A Closer Look at College Complaints
Our series on complaints data looks at how medical record-keeping can fall short
The third installment in our Complaint Data series: Medical Records Keeping
What type of complaints does the College receive about physicians? Are certain specialties more likely to receive a particular complaint? In this series, we take a closer look at our recent data to provide you with a window into the type of issues that come before the College’s Inquiries, Complaints and Reports Committee.
Good medical records — whether electronic or handwritten — are essential for the continuity of care of your patients. They provide the basis for current investigations and treatments and allow subsequent health-care providers to understand the patient’s medical condition. They also provide other health-care professionals in the patient’s circle of care with a clear picture of the patient’s health.
But many of the physicians who receive a College complaint are found, in the course of the investigation, to not have appropriate documentation in their medical records.
In the third installment of a series that takes a deeper look at our complaints data, we focus on the issue of medical record-keeping.
This analysis reviewed closed investigation files related to medical record keeping concerns with a decision issued between January 2013 and May 2020. In order to be included in the review, the files had to identify an issue with medical record keeping that was addressed by the Inquiries, Complaints, and Reports Committee (ICRC).

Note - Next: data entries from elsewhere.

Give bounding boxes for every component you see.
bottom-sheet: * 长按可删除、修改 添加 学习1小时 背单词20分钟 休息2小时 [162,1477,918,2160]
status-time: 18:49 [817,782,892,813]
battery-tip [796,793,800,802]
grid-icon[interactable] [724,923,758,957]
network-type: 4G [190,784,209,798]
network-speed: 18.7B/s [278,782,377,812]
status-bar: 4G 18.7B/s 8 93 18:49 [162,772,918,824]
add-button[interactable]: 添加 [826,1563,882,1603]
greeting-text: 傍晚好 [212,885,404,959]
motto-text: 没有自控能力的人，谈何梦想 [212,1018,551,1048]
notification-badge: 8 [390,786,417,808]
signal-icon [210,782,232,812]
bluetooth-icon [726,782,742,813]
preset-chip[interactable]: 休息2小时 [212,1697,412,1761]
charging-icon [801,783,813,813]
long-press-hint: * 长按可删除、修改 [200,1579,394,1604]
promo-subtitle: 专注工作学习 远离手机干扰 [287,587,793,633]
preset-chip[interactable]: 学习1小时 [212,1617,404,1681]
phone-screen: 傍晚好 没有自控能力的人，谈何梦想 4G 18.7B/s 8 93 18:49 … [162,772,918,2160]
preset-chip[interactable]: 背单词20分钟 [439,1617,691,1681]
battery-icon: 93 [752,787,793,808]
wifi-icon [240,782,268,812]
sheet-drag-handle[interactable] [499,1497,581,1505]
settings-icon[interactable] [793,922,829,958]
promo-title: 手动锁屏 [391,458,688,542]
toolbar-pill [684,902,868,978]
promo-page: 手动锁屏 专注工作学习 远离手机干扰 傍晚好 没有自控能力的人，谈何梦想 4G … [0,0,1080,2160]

The review consisted of 3,607 files involving 2,813 physicians. Eighty-three percent (N=2,321) of the doctors named in the files received one complaint related to their medical record keeping, and 17% (492/2,813) received two or more during the period of review.
In the investigations where the ICRC took some form of action, 98% (2,633/2,700) were directly related to medical record keeping issues. Complaints raised about medical record keeping included improper use of abbreviations, illegible records, incorrect documentation, and inadequate or incomplete documentation. The latter is the most prevalent concern among medical-record keeping issues.
“You learn about good medical record keeping in medical school, then it is emphasized in residency, but some physicians don’t seem to prioritize the importance of legible and complete records,” said Dr. Anil Chopra, chair of the ICRC and a Toronto emergency medicine physician. “It is understood that physicians may be time constrained with competing priorities, but they are still expected to find the time to legibly document complete and accurate notes,” he said.
“Your notes,” said Dr. Angela Carol, a CPSO medical advisor and a Hamilton family physician, “should provide the reader with enough clinical detail about the presenting problems, assessment, examination, diagnosis, treatment and follow up plans in order to tell the story,” she said.
Dr. Carol sat on the working group that developed the recently approved Medical Records Documentation policy. The policy requires all primary care physicians to include an up-to-date Cumulative Patient Profile, or an equivalent health summary, that includes critical elements of the patient’s medical history and allows the treating physician and other health-care professionals using the medical record to quickly get a picture of the patient’s overall health.
Providing other health-care professionals with a complete picture of the patient’s health will benefit the patient through less time lost on repeating tests and by averting inaccurate diagnoses or the prescription of inappropriate treatments, said Dr. Carol.
And if a patient concern or poor outcome arises, contemporaneous and comprehensive documentation is a physician’s best protection against civil liability or an adverse outcome from a CPSO review, said Dr. Chopra. “Your notes will provide insight into the clinical judgment that you exercised during the clinical encounter. Any objective review of records will assume that if you didn’t write it down, it did not occur,” he said.
Advice from ICRC
- Document your findings during the patient visit or as soon as possible afterwards. Nobody’s memory is infallible.
- Never alter records after the fact. Corrections and additions should be signed or initialled or in the case of EMRs, time-stamped, and added as an addendum.
- Don’t use demeaning language. “The physician should always consider what the patient would think about the documentation if they were to read the records,” said Dr. Chopra.
- Use templates and other auto features carefully. The documentation should be a true reflection of the assessment.
- Respond in a timely way when patients – or their representatives – ask for copies of their medical record.